Mount Sinai, also known as Mount Moses or Mount Horeb, is a mountain in the South Sinai region of Egypt. Standing 7497ft (2285m) tall, the peak is best known as the possible location of the biblical Mount Sinai, where according to the both the Bible and the Quran, God told Moses the Ten Commandments. Upon reaching the summit, visitors are greeted with stunning views of the Sinai Peninsula; a desert landscape featuring grand, harsh scenery with broken mountains and deep, dry ravines.
History and Religious Significance
Mount Sinai has gained significant popularity as a result of its religious significance. Whilst the true location of the biblical Mount Sinai is an oft debated subject, Christians generally hold the belief that the mountain is the biblical Mount Sinai, making the mountain a popular destination for pilgrims.
According to the book of Exodus, Moses first heard the word of God from a burning bush, who told him to lead the Israelites out of Egypt. Moses then returned to Egypt and convinced the Pharaoh to release the Israelites to him. After months of travel, they arrived together at the foot of Mount Sinai. Upon arrival, there was a loud boom of thunder and lightning, which signalled Gods arrival. Moses was summoned to the mountain top, and stayed there for an impressive 40 days and 40 nights. Upon his return, he delivered to the Israelites 10 Commandments given to him by God.
Climbing Mount Sinai
If you are looking to climb Mount Sinai, there are two route options available. The routes are fairly poorly signposted, so be careful when setting out, particularly if you are beginning the climb in the darkness of night.
The first route involves taking the 3750 steps of penitence, carved out of the mountain face by monks. As I’m sure you have guessed by the name, this is the more challenging of the two paths, and certainly should not be attempted by those physically unfit. No climbing equipment is required though, just a strong set of legs and good cardiovascular fitness. This route features superb views down into the valley, even throughout the night. The alternative option is the Camel Path. This is the best option for those seeking a gentler climb, with the path meandering its way slowly up to the summit. As the name suggests, there is the option to ride a camel for the majority of the route, though you will have to dismount approximately 1km from the top.
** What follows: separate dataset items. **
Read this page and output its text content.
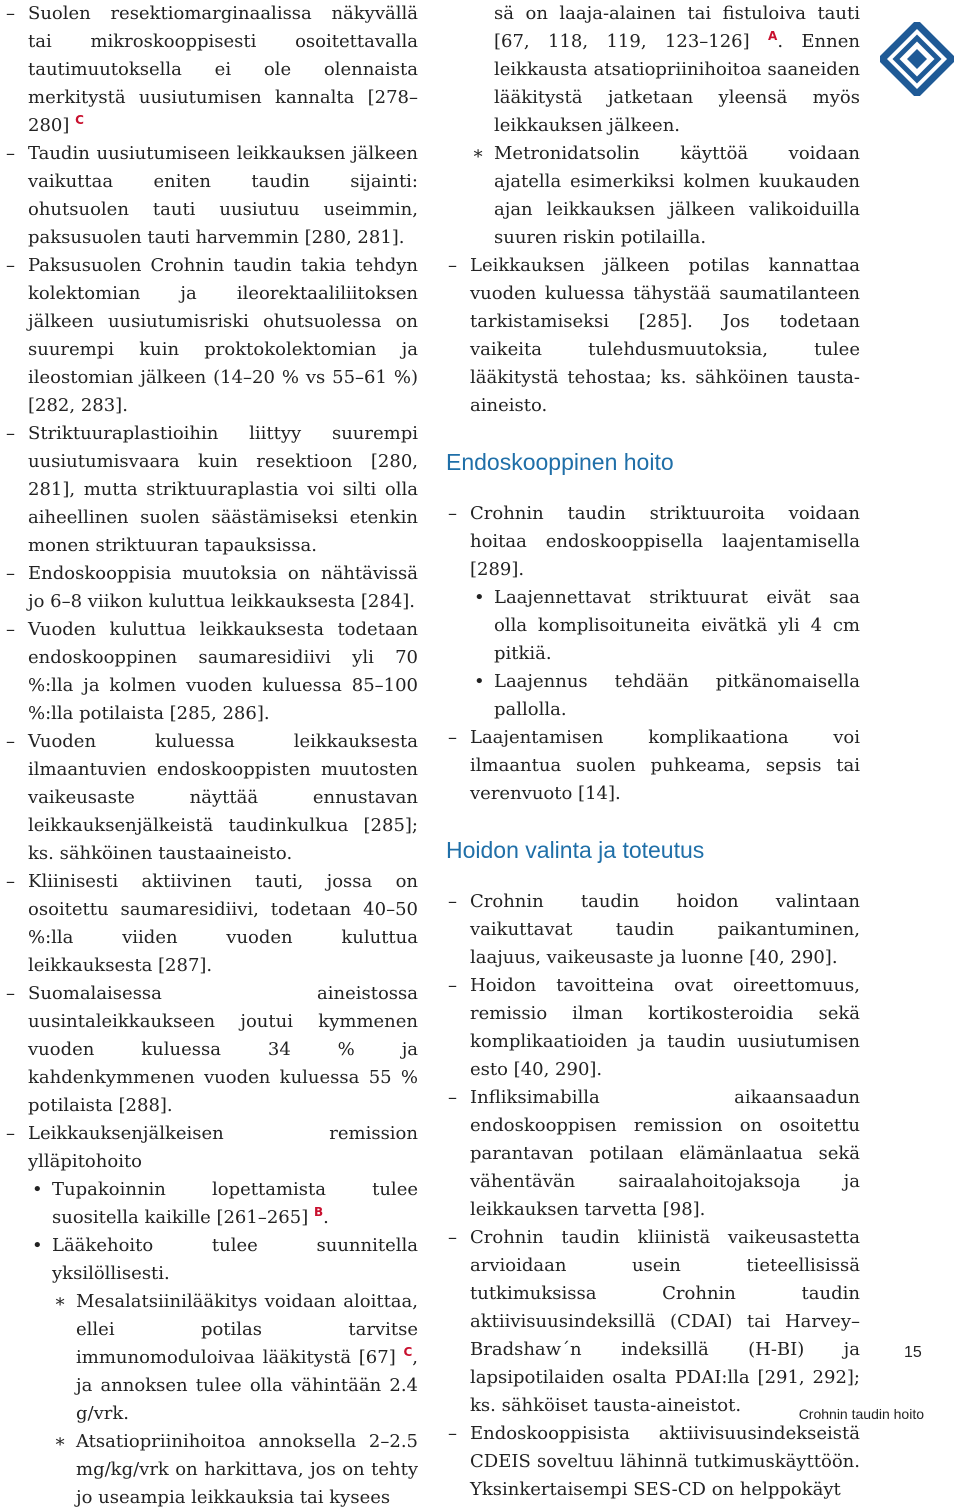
– Suolen resektiomarginaalissa näkyvällä tai mikroskooppisesti osoitettavalla tautimuutoksella ei ole olennaista merkitystä uusiutumisen kannalta [278–280] $^C$
– Taudin uusiutumiseen leikkauksen jälkeen vaikuttaa eniten taudin sijainti: ohutsuolen tauti uusiutuu useimmin, paksusuolen tauti harvemmin [280, 281].
– Paksusuolen Crohnin taudin takia tehdyn kolektomian ja ileorektaaliliitoksen jälkeen uusiutumisriski ohutsuolessa on suurempi kuin proktokolektomian ja ileostomian jälkeen (14–20 % vs 55–61 %) [282, 283].
– Striktuuraplastioihin liittyy suurempi uusiutumisvaara kuin resektioon [280, 281], mutta striktuuraplastia voi silti olla aiheellinen suolen säästämiseksi etenkin monen striktuuran tapauksissa.
– Endoskooppisia muutoksia on nähtävissä jo 6–8 viikon kuluttua leikkauksesta [284].
– Vuoden kuluttua leikkauksesta todetaan endoskooppinen saumaresidiivi yli 70 %:lla ja kolmen vuoden kuluessa 85–100 %:lla potilaista [285, 286].
– Vuoden kuluessa leikkauksesta ilmaantuvien endoskooppisten muutosten vaikeusaste näyttää ennustavan leikkauksenjälkeistä taudinkulkua [285]; ks. sähköinen taustaaineisto.
– Kliinisesti aktiivinen tauti, jossa on osoitettu saumaresidiivi, todetaan 40–50 %:lla viiden vuoden kuluttua leikkauksesta [287].
– Suomalaisessa aineistossa uusintaleikkaukseen joutui kymmenen vuoden kuluessa 34 % ja kahdenkymmenen vuoden kuluessa 55 % potilaista [288].
– Leikkauksenjälkeisen remission ylläpitohoito
• Tupakoinnin lopettamista tulee suositella kaikille [261–265] $^B$.
• Lääkehoito tulee suunnitella yksilöllisesti.
∗ Mesalatsiinilääkitys voidaan aloittaa, ellei potilas tarvitse immunomoduloivaa lääkitystä [67] $^C$, ja annoksen tulee olla vähintään 2.4 g/vrk.
∗ Atsatiopriinihoitoa annoksella 2–2.5 mg/kg/vrk on harkittava, jos on tehty jo useampia leikkauksia tai kysees
sä on laaja-alainen tai fistuloiva tauti [67, 118, 119, 123–126] $^A$. Ennen leikkausta atsatiopriinihoitoa saaneiden lääkitystä jatketaan yleensä myös leikkauksen jälkeen.
∗ Metronidatsolin käyttöä voidaan ajatella esimerkiksi kolmen kuukauden ajan leikkauksen jälkeen valikoiduilla suuren riskin potilailla.
– Leikkauksen jälkeen potilas kannattaa vuoden kuluessa tähystää saumatilanteen tarkistamiseksi [285]. Jos todetaan vaikeita tulehdusmuutoksia, tulee lääkitystä tehostaa; ks. sähköinen tausta-aineisto.
Endoskooppinen hoito
– Crohnin taudin striktuuroita voidaan hoitaa endoskooppisella laajentamisella [289].
• Laajennettavat striktuurat eivät saa olla komplisoituneita eivätkä yli 4 cm pitkiä.
• Laajennus tehdään pitkänomaisella pallolla.
– Laajentamisen komplikaationa voi ilmaantua suolen puhkeama, sepsis tai verenvuoto [14].
Hoidon valinta ja toteutus
– Crohnin taudin hoidon valintaan vaikuttavat taudin paikantuminen, laajuus, vaikeusaste ja luonne [40, 290].
– Hoidon tavoitteina ovat oireettomuus, remissio ilman kortikosteroidia sekä komplikaatioiden ja taudin uusiutumisen esto [40, 290].
– Infliksimabilla aikaansaadun endoskooppisen remission on osoitettu parantavan potilaan elämänlaatua sekä vähentävän sairaalahoitojaksoja ja leikkauksen tarvetta [98].
– Crohnin taudin kliinistä vaikeusastetta arvioidaan usein tieteellisissä tutkimuksissa Crohnin taudin aktiivisuusindeksillä (CDAI) tai Harvey–Bradshaw´n indeksillä (H-BI) ja lapsipotilaiden osalta PDAI:lla [291, 292]; ks. sähköiset tausta-aineistot.
– Endoskooppisista aktiivisuusindekseistä CDEIS soveltuu lähinnä tutkimuskäyttöön. Yksinkertaisempi SES-CD on helppokäyt
15
Crohnin taudin hoito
If you do decide to journey up the mountain by camel, remove any expectation of a smooth, comfortable ride.
Ultimately, both paths will meet at Elijah’s Hollow, also known as the Seven Elders of Israel, a natural amphitheatre where you’ll be have the chance to rest and drink tea, prior to making the final ascent up 750 steps. At the top of the mountain, you will find a small chapel in homage to the Holy Trinity, constructed back in 1934 atop of the remains of a 16th century church. Better yet, if you have timed your journey correctly, you will be met with a beautiful, unrivalled view of the sunrise over the rocky Sinai Peninsula.
When is the best time to visit Mount Sinai?
Avoid travelling in the Winter months (November to February) as subzero temperatures and snow are common at the summit. Spring and autumn are popular times to climb, whilst summer can also be a good time to visit if you don’t mind the scorching day time temperatures. The most popular time to climb Mount Sinai is through the night, so that you reach the summit in time to see a beautiful sunrise. Even in the warmer months, there can be a big difference between weather in the day and at night, so be prepared and don’t just wear shorts and a t-shirt.
How to get to Mount Sinai
The only way to travel to Mount Sinai is by road. It’s likely to be a relatively long drive as the mountain sits in a remote location. Sharm-el-sheikh (230km) is approximately a 3 hour drive, whilst the towns of Dahab (133km) and Nuweiba (120km) are closer to 2 hours away. You don’t necessarily need to a hire a car though, as there are many tours in operation. The typical tour arrives at the foot of the mountain at 1am, providing climbers with the time necessary to reach the peak in time for sunrise.